My good friend D, who's a bit younger than I am, recently expressed surprise when I turned up my nose at Jurassic Park. “You don’t like it?” he asked, incredulous. “That’s a great film!”* But even allowing for generational differences in the cultural production of taste, Jurassic Park is not a great film, not even by Spielberg’s standards. And it’s only mildly entertaining. The best thing that can be said about Jurassic Park, bits and pieces of which I watched again on AMC while taking breaks from my Oppen chapter, is that it aspires to be a theme park. Which is rather ingenious, in a way, if deeply cynical. It’s a B-movie weighted down with the hubris of an A-budget and a first-rate cast. Where it should be nimble, it lumbers about clumsily. Indeed, the most pleasurable moments are watching the reaction shots of two pros, the ineffable Laura Dern and the canny Sam O’Neill.

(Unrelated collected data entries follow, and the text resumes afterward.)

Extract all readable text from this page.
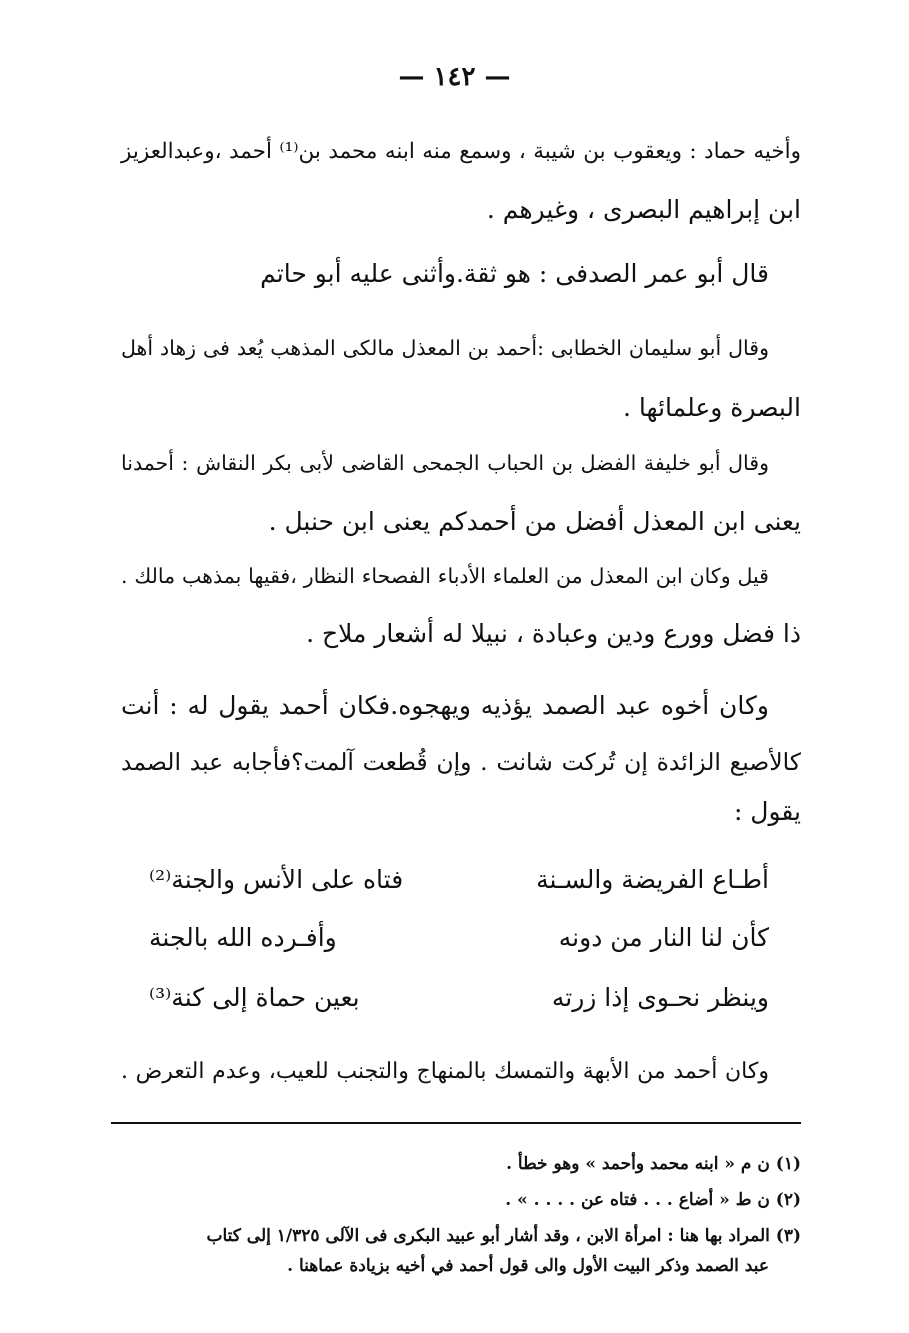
— ١٤٢ —
وأخيه حماد : ويعقوب بن شيبة ، وسمع منه ابنه محمد بن⁽¹⁾ أحمد ،وعبدالعزيز
ابن إبراهيم البصرى ، وغيرهم .
قال أبو عمر الصدفى : هو ثقة.وأثنى عليه أبو حاتم
وقال أبو سليمان الخطابى :أحمد بن المعذل مالكى المذهب يُعد فى زهاد أهل
البصرة وعلمائها .
وقال أبو خليفة الفضل بن الحباب الجمحى القاضى لأبى بكر النقاش : أحمدنا
يعنى ابن المعذل أفضل من أحمدكم يعنى ابن حنبل .
قيل وكان ابن المعذل من العلماء الأدباء الفصحاء النظار ،فقيها بمذهب مالك .
ذا فضل وورع ودين وعبادة ، نبيلا له أشعار ملاح .
وكان أخوه عبد الصمد يؤذيه ويهجوه.فكان أحمد يقول له : أنت
كالأصبع الزائدة إن تُركت شانت . وإن قُطعت آلمت؟فأجابه عبد الصمد
يقول :
أطـاع الفريضة والسـنة
فتاه على الأنس والجنة⁽²⁾
كأن لنا النار من دونه
وأفـرده الله بالجنة
وينظر نحـوى إذا زرته
بعين حماة إلى كنة⁽³⁾
وكان أحمد من الأبهة والتمسك بالمنهاج والتجنب للعيب، وعدم التعرض .
(١) ن م « ابنه محمد وأحمد » وهو خطأ .
(٢) ن ط « أضاع . . . فتاه عن . . . . » .
(٣) المراد بها هنا : امرأة الابن ، وقد أشار أبو عبيد البكرى فى الآلى ١/٣٢٥ إلى كتاب
عبد الصمد وذكر البيت الأول والى قول أحمد في أخيه بزيادة عماهنا .
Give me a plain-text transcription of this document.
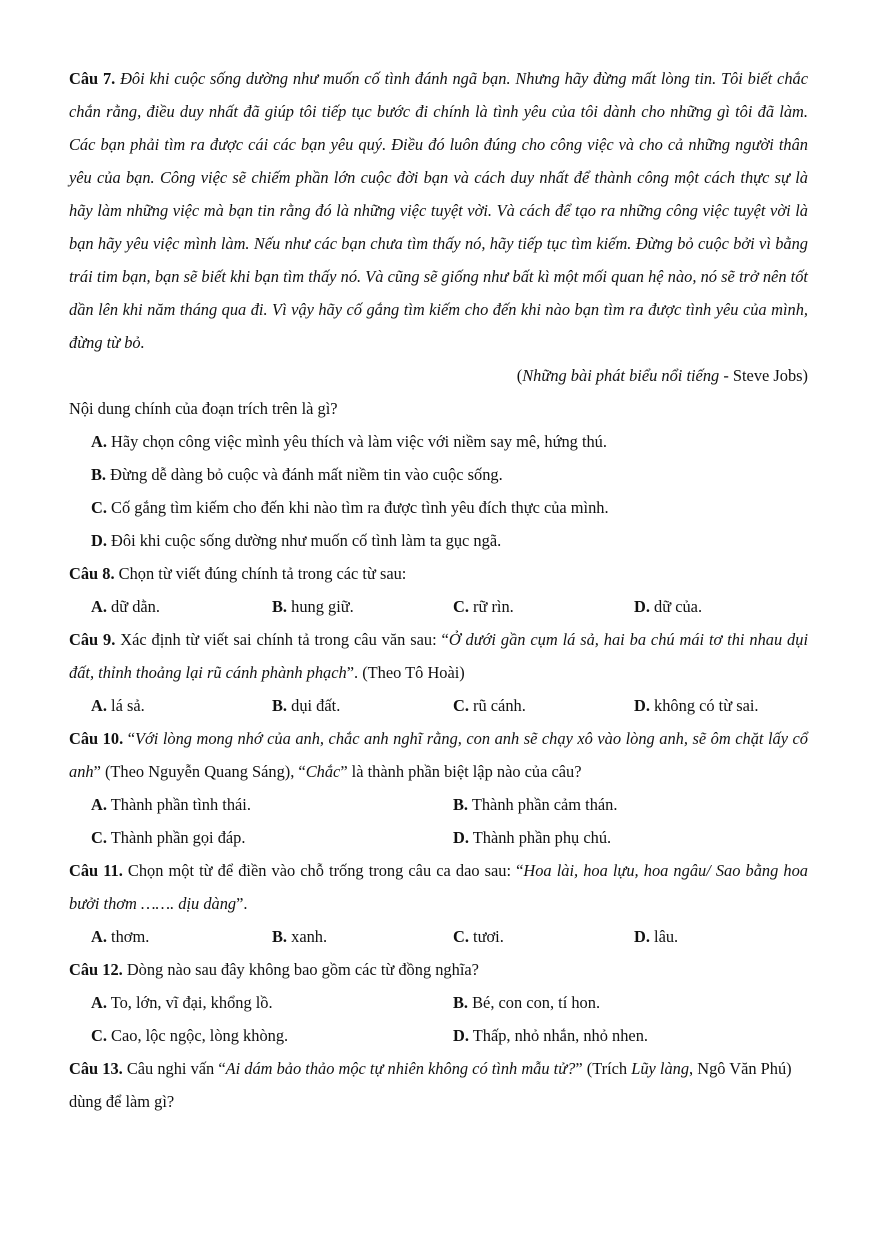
Câu 7. Đôi khi cuộc sống dường như muốn cố tình đánh ngã bạn. Nhưng hãy đừng mất lòng tin. Tôi biết chắc chắn rằng, điều duy nhất đã giúp tôi tiếp tục bước đi chính là tình yêu của tôi dành cho những gì tôi đã làm. Các bạn phải tìm ra được cái các bạn yêu quý. Điều đó luôn đúng cho công việc và cho cả những người thân yêu của bạn. Công việc sẽ chiếm phần lớn cuộc đời bạn và cách duy nhất để thành công một cách thực sự là hãy làm những việc mà bạn tin rằng đó là những việc tuyệt vời. Và cách để tạo ra những công việc tuyệt vời là bạn hãy yêu việc mình làm. Nếu như các bạn chưa tìm thấy nó, hãy tiếp tục tìm kiếm. Đừng bỏ cuộc bởi vì bằng trái tim bạn, bạn sẽ biết khi bạn tìm thấy nó. Và cũng sẽ giống như bất kì một mối quan hệ nào, nó sẽ trở nên tốt dần lên khi năm tháng qua đi. Vì vậy hãy cố gắng tìm kiếm cho đến khi nào bạn tìm ra được tình yêu của mình, đừng từ bỏ.

(Những bài phát biểu nổi tiếng - Steve Jobs)

Nội dung chính của đoạn trích trên là gì?

A. Hãy chọn công việc mình yêu thích và làm việc với niềm say mê, hứng thú.

B. Đừng dễ dàng bỏ cuộc và đánh mất niềm tin vào cuộc sống.

C. Cố gắng tìm kiếm cho đến khi nào tìm ra được tình yêu đích thực của mình.

D. Đôi khi cuộc sống dường như muốn cố tình làm ta gục ngã.

Câu 8. Chọn từ viết đúng chính tả trong các từ sau:

A. dữ dằn.	B. hung giữ.	C. rữ rìn.	D. dữ của.

Câu 9. Xác định từ viết sai chính tả trong câu văn sau: “Ở dưới gần cụm lá sả, hai ba chú mái tơ thi nhau dụi đất, thỉnh thoảng lại rũ cánh phành phạch”. (Theo Tô Hoài)

A. lá sả.	B. dụi đất.	C. rũ cánh.	D. không có từ sai.

Câu 10. “Với lòng mong nhớ của anh, chắc anh nghĩ rằng, con anh sẽ chạy xô vào lòng anh, sẽ ôm chặt lấy cổ anh” (Theo Nguyễn Quang Sáng), “Chắc” là thành phần biệt lập nào của câu?

A. Thành phần tình thái.	B. Thành phần cảm thán.
C. Thành phần gọi đáp.	D. Thành phần phụ chú.

Câu 11. Chọn một từ để điền vào chỗ trống trong câu ca dao sau: “Hoa lài, hoa lựu, hoa ngâu/ Sao bằng hoa bưởi thơm ……. dịu dàng”.

A. thơm.	B. xanh.	C. tươi.	D. lâu.

Câu 12. Dòng nào sau đây không bao gồm các từ đồng nghĩa?

A. To, lớn, vĩ đại, khổng lồ.	B. Bé, con con, tí hon.
C. Cao, lộc ngộc, lòng khòng.	D. Thấp, nhỏ nhắn, nhỏ nhen.

Câu 13. Câu nghi vấn “Ai dám bảo thảo mộc tự nhiên không có tình mẫu tử?” (Trích Lũy làng, Ngô Văn Phú) dùng để làm gì?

All the JP films are scripted with B-movie logic, but only JP-2 actually delivers the juice: as a re-make of Gorgo, it’s fast, down, and dirty. It can hold its head high alongside such classics as The Beast from 20,000 Fathoms and Gwangi. Though in keeping with the Spielberg template, it can’t forgo shamelessly exploiting the audience with the plight of the child-in-peril. So many of Spielberg’s films are about broken families, of course, but the way he employs the spectacle of terrified children in JP is shameless. (He uses the same gambit in War of the Worlds, but despite Dakota Fanning’s glazed state of terror she can’t quite upstage the hyper-self-conscious and frenetic Tom Cruise).
Jurassic Park on one level is little more than a remake of Jaws, a kind of “Island of the Land Sharks.” But since the monsters are extinct, which is to say, dead and resurrected, then the drama becomes a battle with ghosts, with the idea of the past itself, all as a way to vindicate the triumph of the present.

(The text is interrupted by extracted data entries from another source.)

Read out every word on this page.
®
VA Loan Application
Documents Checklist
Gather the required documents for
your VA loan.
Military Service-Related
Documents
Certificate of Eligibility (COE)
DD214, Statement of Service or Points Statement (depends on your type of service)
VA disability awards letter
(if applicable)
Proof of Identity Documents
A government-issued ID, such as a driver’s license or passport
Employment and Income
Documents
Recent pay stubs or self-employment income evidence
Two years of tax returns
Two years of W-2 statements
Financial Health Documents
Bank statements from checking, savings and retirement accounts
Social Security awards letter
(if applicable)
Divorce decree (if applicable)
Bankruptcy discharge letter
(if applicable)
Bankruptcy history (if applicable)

JP's scale is also a perfect metaphor for the metastasis of the director’s ambition. Designed by turns to produce massive moments of shock and wonder, its whole art consists in invoking the sublime only to reduce it to the kitsch. This is one definition of populist art. It reminds me of Oppen’s disappointment with Carl Sandburg, whose initial impact in conveying the shock of the stockyards decayed into sentimentalism.
Still, there are quick pleasures to be had in JP. If the film's first half is a laborious, elephantine exercise in staging the reptilian sublime as a parable of hubris (in high hubristic fashion), with the thrills all coming from the human invading the wild, then the leaner second half gives us the tighter and spookier thrills of the wild invading the domestic. Velicoraptors in the kitchen!

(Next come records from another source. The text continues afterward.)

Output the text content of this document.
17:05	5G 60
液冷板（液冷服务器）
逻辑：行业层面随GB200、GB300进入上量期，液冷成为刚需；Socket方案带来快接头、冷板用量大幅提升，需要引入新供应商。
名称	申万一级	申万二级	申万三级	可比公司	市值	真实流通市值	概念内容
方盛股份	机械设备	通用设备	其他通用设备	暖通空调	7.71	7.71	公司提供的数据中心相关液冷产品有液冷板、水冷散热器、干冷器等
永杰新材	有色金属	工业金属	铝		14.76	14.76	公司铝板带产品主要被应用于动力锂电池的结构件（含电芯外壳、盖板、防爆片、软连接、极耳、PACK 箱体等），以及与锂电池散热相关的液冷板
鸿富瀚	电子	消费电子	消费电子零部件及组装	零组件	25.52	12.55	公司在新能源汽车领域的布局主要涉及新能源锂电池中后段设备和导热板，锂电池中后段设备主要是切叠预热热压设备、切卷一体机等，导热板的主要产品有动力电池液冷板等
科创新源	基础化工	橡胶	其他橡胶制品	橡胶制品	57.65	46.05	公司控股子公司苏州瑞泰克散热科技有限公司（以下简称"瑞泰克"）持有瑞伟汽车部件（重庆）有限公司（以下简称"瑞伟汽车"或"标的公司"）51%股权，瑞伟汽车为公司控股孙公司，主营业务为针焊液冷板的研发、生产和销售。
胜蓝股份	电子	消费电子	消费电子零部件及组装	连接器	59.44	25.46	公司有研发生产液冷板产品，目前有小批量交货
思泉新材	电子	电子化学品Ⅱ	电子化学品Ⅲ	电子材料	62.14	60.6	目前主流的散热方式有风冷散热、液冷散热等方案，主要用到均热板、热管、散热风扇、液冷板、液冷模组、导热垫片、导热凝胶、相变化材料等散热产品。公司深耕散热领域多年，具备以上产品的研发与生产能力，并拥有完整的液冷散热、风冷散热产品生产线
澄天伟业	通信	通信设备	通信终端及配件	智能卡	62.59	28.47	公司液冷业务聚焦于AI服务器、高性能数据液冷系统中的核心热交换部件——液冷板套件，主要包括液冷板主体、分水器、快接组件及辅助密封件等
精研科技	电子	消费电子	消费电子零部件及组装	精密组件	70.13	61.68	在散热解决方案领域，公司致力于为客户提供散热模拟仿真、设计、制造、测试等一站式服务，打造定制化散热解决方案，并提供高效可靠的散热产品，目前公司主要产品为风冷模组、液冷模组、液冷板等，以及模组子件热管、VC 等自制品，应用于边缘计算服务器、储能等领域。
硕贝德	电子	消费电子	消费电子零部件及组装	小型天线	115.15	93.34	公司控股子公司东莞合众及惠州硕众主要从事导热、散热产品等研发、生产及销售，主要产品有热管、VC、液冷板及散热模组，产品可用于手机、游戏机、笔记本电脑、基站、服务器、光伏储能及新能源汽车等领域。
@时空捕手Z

But seeing it again set me to thinking of one of my favorite Spielberg films; the overlooked Catch Me If You Can. Besides being expertly constructed, with very little pleading for the audience’s affections (despite its broken family theme), the real subject of the movie is the artist as counterfeiter: the producer of his own alternative system of value. It’s hard not to read it as Spielberg’s spiritual autobiography, an allegory for the filmmaker’s art which, as Orson Welles knew better than anyone, consists alternately of deception and surprise.
Which leads me to speculate that Spielberg’s oscillation between two contrary impulses in American filmmaking – Wellsian theatricality and Fordian populism – may help to explain why nothing he has ever made, including the sincere failure of Schindler’s List, has ever really satisfied. He’s too calculating an entertainer (meaning he doesn’t trust his audience) to give pathos without sentimentality, yet too much of an ironist to trust his own extraordinary technical gifts. That’s why a slight film that is nearly all technique, Raiders of the Lost Ark, may actually be his finest. All the affect is in the style.
* Still, as Jay Cocks once sagely remarked to me, there are films that are great experiences, and then there are great films.